Nintendo, of course, is an inevitable topic of conversation. And it’s fitting, somehow, that it should come up as this roving conversation comes to rest momentarily on the stoop and bike-shaped bike racks outside the College of Saint Rose’s Picotte Hall on State Street.
“They never changed the access code,” Ferguson explains, “so I was able to sneak in here long after I dropped out of graphic-design school.” His prior band, Parwana (which included Nolan, Stewart, and its namesake Parwana), used the space to surreptitiously silkscreen T-shirts, but tonight the only misdemeanor offense Beware! will risk is an open-container violation while discussing the top five video games to influence the album.

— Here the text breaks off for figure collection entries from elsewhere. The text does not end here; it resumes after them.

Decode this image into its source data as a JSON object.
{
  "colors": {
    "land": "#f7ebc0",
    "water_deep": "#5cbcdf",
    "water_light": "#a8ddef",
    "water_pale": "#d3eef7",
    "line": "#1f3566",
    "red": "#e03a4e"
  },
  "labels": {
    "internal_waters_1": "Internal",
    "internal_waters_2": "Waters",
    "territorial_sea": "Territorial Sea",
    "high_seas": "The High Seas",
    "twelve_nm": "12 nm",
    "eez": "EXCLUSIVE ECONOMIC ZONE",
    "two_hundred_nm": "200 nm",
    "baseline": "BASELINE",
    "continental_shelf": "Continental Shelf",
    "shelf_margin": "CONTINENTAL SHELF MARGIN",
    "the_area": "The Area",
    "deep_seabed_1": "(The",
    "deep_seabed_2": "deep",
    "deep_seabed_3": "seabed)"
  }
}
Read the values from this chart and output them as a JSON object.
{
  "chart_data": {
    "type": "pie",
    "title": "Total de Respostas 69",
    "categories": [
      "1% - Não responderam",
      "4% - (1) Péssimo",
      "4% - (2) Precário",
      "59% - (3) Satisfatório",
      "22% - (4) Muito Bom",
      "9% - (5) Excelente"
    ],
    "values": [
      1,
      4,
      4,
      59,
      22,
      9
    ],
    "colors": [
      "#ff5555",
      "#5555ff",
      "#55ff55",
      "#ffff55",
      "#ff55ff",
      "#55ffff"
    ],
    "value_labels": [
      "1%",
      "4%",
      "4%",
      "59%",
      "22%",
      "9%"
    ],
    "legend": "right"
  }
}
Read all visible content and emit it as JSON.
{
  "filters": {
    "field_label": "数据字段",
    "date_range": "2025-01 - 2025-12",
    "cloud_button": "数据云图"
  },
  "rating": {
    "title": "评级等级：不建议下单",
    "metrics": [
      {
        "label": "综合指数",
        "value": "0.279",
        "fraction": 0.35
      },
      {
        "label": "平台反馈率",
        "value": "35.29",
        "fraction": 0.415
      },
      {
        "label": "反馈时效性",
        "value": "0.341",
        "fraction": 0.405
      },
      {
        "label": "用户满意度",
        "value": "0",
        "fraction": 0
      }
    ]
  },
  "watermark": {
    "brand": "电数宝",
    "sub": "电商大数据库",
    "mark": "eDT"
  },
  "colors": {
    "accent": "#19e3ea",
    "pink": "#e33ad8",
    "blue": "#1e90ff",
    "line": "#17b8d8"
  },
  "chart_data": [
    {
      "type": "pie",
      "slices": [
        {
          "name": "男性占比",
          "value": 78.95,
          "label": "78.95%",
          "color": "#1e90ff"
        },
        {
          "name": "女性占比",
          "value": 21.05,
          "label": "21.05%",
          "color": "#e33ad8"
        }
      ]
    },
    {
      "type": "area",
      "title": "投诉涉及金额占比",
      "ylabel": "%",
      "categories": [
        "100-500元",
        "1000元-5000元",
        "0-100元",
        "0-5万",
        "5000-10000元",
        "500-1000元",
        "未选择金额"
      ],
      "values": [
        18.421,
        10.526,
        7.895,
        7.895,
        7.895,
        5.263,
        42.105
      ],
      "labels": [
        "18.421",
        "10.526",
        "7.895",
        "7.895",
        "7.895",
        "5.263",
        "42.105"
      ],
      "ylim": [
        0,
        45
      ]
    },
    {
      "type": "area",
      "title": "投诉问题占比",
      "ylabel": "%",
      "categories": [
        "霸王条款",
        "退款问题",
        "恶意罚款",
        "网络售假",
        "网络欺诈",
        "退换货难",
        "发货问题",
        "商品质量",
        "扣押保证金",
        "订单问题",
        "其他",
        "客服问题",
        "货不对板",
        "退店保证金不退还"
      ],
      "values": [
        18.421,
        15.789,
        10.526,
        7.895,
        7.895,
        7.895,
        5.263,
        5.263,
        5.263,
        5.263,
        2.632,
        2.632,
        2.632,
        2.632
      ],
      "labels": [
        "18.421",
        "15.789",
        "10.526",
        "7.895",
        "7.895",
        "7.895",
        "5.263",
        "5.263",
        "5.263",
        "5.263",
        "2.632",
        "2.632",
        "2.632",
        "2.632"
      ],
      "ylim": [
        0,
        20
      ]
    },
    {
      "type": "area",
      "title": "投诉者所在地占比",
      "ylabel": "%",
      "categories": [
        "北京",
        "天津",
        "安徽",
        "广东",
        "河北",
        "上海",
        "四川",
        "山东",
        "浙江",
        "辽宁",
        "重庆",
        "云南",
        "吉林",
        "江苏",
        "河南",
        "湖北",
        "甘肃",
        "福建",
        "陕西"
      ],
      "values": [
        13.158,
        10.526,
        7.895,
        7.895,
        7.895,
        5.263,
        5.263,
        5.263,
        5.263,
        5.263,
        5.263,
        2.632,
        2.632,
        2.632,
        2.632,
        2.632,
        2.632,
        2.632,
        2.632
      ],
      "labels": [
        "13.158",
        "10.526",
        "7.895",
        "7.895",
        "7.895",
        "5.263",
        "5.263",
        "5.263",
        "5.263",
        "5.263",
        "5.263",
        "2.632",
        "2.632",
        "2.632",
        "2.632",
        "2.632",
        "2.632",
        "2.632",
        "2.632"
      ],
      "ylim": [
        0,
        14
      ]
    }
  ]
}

Most tracks, like instrumental opener “Teddy Roosevelt’s Modded MacBook Pro (pt. 1),” feature no less than three layers of squiggly, fuzzy and hovering synthesizer, harkening back to the soundtracks of early 8-bit video games. On “Phase 3: Profits,” buzzing guitars and spray-of-diamonds sequencers are ironed on, giving the track a squeaky-clean groove somewhere between Ratatat and the video game Castlevania. It might simply be a testament to how good home-recording gear is these days, but it’s pretty amazing to realize the record was produced in Stewart and Nolan’s Schenectady apartment, on Parwana’s laptop, through microphones the band bought then returned to Guitar Center.
“The thing that got us through recording,” Stewart says, “was playing original Super Mario World for Super Nintendo.” There was a period of 72 hours when Nolan and Parwana were mixing the record that Stewart remained glued to his console, occasionally offering moral support. With only two members claiming any dexterity with gaming systems post-NES, it was vintage games that provided the most inspiration. Super Dodgeball, Dr. Mario, Home Improvement (“It’s like they took Jurassic Park and put nail guns in it”), and Teenage Mutant Ninja Turtles: Turtles in Time rank highest. “Our next record might be called Turtles in Time,” Stewart continues. “It’s going to open with ‘Big Apple, 3 AM,’ and all the tracks are going to be named after the levels.”
Despite the constant temptation of video games and impromptu games of Magic: The Gathering, the band seem pleased with the final product. “We recorded entirely independent,” Nolan says, “and did not have [a big] budget. We did not ask for any help whatsoever. We had $384 and were able to crank out what I like to call golden hits. Straight-to-the-top material.”
Whether out of modesty or distractibility, this is about all they’ll say regarding the record. Already, Nolan is on to the finer points of his blue/black Magic deck, and Ferguson admits his black vampire deck is “kinda in right now.” Stewart quips that, if Nolan applied himself, “he could pump gas or something. Instead he’s just in a local band and plays Magic,” yet confesses in the next breath that all those hours of recording allowed him to build a pretty good black/white/green deck. Horton, Parwana and Tillinghast feign ignorance, yet it’s already been revealed that, later this evening, the band will regroup for a “20-sided die journey” of D&D.
“My mom calls and wonders what I do I do at this point in my life,” Parwana says, shaking his head. It’s kind of no surprise. “She has no idea I’m a musician.”